How to draw two-part graphs

Graphic love

Last night Rike had a nightmare: She is walking on a ridge in a huge mountain range, deep gorges to the right and left. Then she falls to one side and wakes up. She worries, she is lovesick. She heard that Max fell in love with purple. Now she's thinking about flying to Calcutta to spend a few nice days with Max. But if she flies to Max, Ben will resent her. She has the feeling that she has to finally turn to one side and thus have to make a decision.

Now she takes a piece of paper and writes down the relationship situation graphically. When two people come together, love each other and split up, it looks like this graphically:

Relationship graphs

But with her it's more complicated, it's not just 2 people, but 4. She met Max a long time ago and is his girlfriend. Then Ben and Lila joined them. Now she is with Ben, and Max with Lila. If she flies to Calcutta, maybe she'll get back together with Max?

 

In addition to the sadness about Max ‘new love, she also has hope. Hm, a nice planar graph, she thinks. But what happens when she flies to Calcutta with Ben, gets back together with Max and when Ben falls in love with Lila? Then she needs another dimension to draw that:

 

Now the graph is no longer planar, she doesn't know what to do next. Nobody here in Bielefeld knows what to do next. She'll have to call her friend Anna in Berlin.

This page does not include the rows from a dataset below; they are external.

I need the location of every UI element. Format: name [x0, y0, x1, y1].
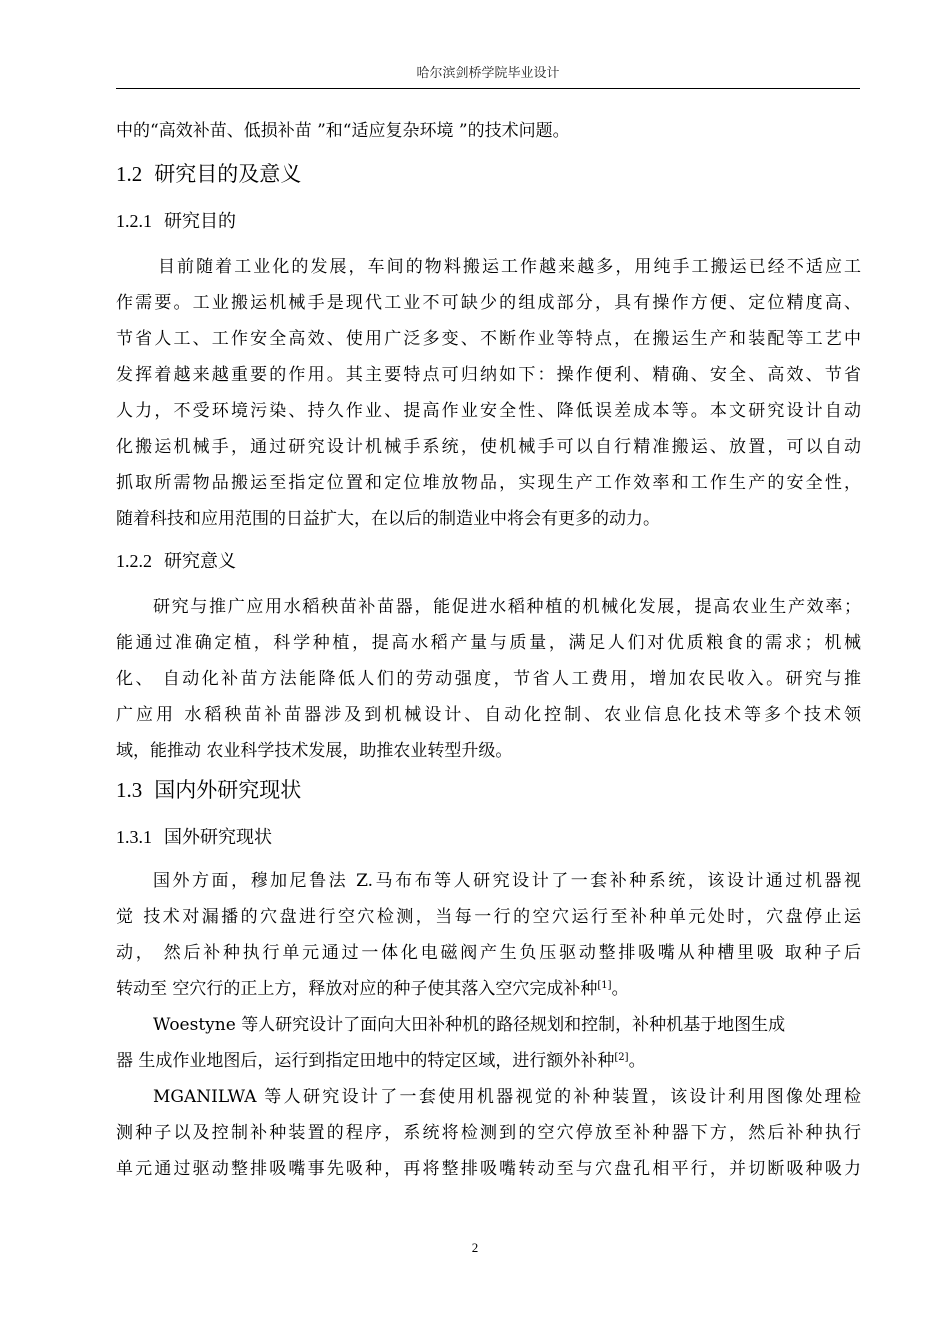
section-number: 1.2.2 — [116, 551, 152, 571]
paragraph-line: MGANILWA 等人研究设计了一套使用机器视觉的补种装置，该设计利用图像处理检 — [153, 1087, 861, 1107]
paragraph-line: 节省人工、工作安全高效、使用广泛多变、不断作业等特点，在搬运生产和装配等工艺中 — [116, 329, 861, 349]
line-end: 。 — [611, 979, 629, 999]
paragraph-line: 能通过准确定植，科学种植，提高水稻产量与质量，满足人们对优质粮食的需求；机械 — [116, 633, 861, 653]
paragraph-line: 广应用 水稻秧苗补苗器涉及到机械设计、自动化控制、农业信息化技术等多个技术领 — [116, 705, 861, 725]
paragraph-line: 抓取所需物品搬运至指定位置和定位堆放物品，实现生产工作效率和工作生产的安全性， — [116, 473, 861, 493]
intro-line: 中的“高效补苗、低损补苗 ”和“适应复杂环境 ”的技术问题。 — [116, 121, 570, 141]
paragraph-line: 作需要。工业搬运机械手是现代工业不可缺少的组成部分，具有操作方便、定位精度高、 — [116, 293, 861, 313]
section-title: 国内外研究现状 — [154, 778, 302, 802]
citation-ref: [1] — [597, 980, 612, 991]
paragraph-line: 目前随着工业化的发展，车间的物料搬运工作越来越多，用纯手工搬运已经不适应工 — [158, 257, 861, 277]
paragraph-line: 随着科技和应用范围的日益扩大，在以后的制造业中将会有更多的动力。 — [116, 509, 660, 529]
line-text: 转动至 空穴行的正上方，释放对应的种子使其落入空穴完成补种 — [116, 979, 598, 999]
section-title: 国外研究现状 — [164, 827, 272, 848]
paragraph-line: Woestyne 等人研究设计了面向大田补种机的路径规划和控制，补种机基于地图生成 — [153, 1015, 786, 1035]
paragraph-line: 域，能推动 农业科学技术发展，助推农业转型升级。 — [116, 741, 513, 761]
paragraph-line: 测种子以及控制补种装置的程序，系统将检测到的空穴停放至补种器下方，然后补种执行 — [116, 1123, 861, 1143]
paragraph-line — [116, 978, 861, 1000]
section-number: 1.3.1 — [116, 827, 152, 847]
page-number: 2 — [471, 1240, 479, 1255]
section-heading-1-2-2 — [116, 550, 236, 573]
section-title: 研究意义 — [164, 551, 236, 572]
paragraph-line: 化、 自动化补苗方法能降低人们的劳动强度，节省人工费用，增加农民收入。研究与推 — [116, 669, 861, 689]
paragraph-line: 化搬运机械手，通过研究设计机械手系统，使机械手可以自行精准搬运、放置，可以自动 — [116, 437, 861, 457]
line-end: 。 — [628, 1051, 646, 1071]
running-header: 哈尔滨剑桥学院毕业设计 — [416, 66, 560, 81]
section-number: 1.2 — [116, 162, 143, 186]
paragraph-line: 发挥着越来越重要的作用。其主要特点可归纳如下：操作便利、精确、安全、高效、节省 — [116, 365, 861, 385]
paragraph-line: 研究与推广应用水稻秧苗补苗器，能促进水稻种植的机械化发展，提高农业生产效率； — [153, 597, 861, 617]
section-heading-1-2 — [116, 161, 301, 187]
section-title: 研究目的及意义 — [154, 162, 302, 186]
section-number: 1.3 — [116, 778, 143, 802]
paragraph-line: 觉 技术对漏播的穴盘进行空穴检测，当每一行的空穴运行至补种单元处时，穴盘停止运 — [116, 907, 861, 927]
paragraph-line: 单元通过驱动整排吸嘴事先吸种，再将整排吸嘴转动至与穴盘孔相平行，并切断吸种吸力 — [116, 1159, 861, 1179]
paragraph-line — [116, 1050, 861, 1072]
paragraph-line: 国外方面，穆加尼鲁法 Z.马布布等人研究设计了一套补种系统，该设计通过机器视 — [153, 871, 861, 891]
section-title: 研究目的 — [164, 211, 236, 232]
citation-ref: [2] — [614, 1052, 629, 1063]
section-number: 1.2.1 — [116, 211, 152, 231]
line-text: 器 生成作业地图后，运行到指定田地中的特定区域，进行额外补种 — [116, 1051, 615, 1071]
section-heading-1-3-1 — [116, 826, 272, 849]
header-divider — [116, 88, 860, 89]
paragraph-line: 人力，不受环境污染、持久作业、提高作业安全性、降低误差成本等。本文研究设计自动 — [116, 401, 861, 421]
section-heading-1-2-1 — [116, 210, 236, 233]
paragraph-line: 动， 然后补种执行单元通过一体化电磁阀产生负压驱动整排吸嘴从种槽里吸 取种子后 — [116, 943, 861, 963]
section-heading-1-3 — [116, 777, 301, 803]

Rike Hi Anna. I have such a damn graph, it's not planar. Wait, I'll send it to you. Here! Do you know what characteristics it has? How can i draw it?

Kuratowski's theorem

Anna Hi, Rike, are you not feeling so well? I'll try. If the graph is really not planar then it must either be the graph or the contain. One is a complete graph with 5 vertices, the other is a two-part, complete, so-called graph bipartite. That is Kuratowski's theorem.

Rike Oh, I think the two are not in.

Anna Can't you fold up one of the two parts that go down?

Rike That's right, I wanted to draw the graph like in phase space, I thought the arrow represents time and always goes down.

Anna No, you don't need that. A graph is not a phase space. The vertices are not the states.

Rike That's right, for me the edges are the states and the vertices represent changes of state. Then I fold up a branch and the planar graph over the 4-way relationship is done.

Euler characteristic

Anna Have you already determined the Euler characteristic?

Rike How does it work? I thought it’s only available for polyhedra?

Anna No, they are also available for graphs. You cut a polyhedron at one edge, unfold it and interpret the vertices and edges as those of a graph. When counting the areas, add the outer one. The Euler characteristic is an invariant for every graph

V… number of vertices / nodes
E… number of edges
F… number of faces including the outer one

Every planar, connected graph has the characteristic 2.

Rike Okay on this graph is

and consequently

The Euler characteristic is correct. That’s just nice.

Anna Can I still do something for you?

Rike Thanks, that's it for now. Give my regards to David!

***

Exercises

  1. Prove the Euler characteristic.
  2. How does the graph change if one identifies the two edges R + M and tries to find the new graph to draw planar?

solution

  1. With complete induction on the number of vertices V.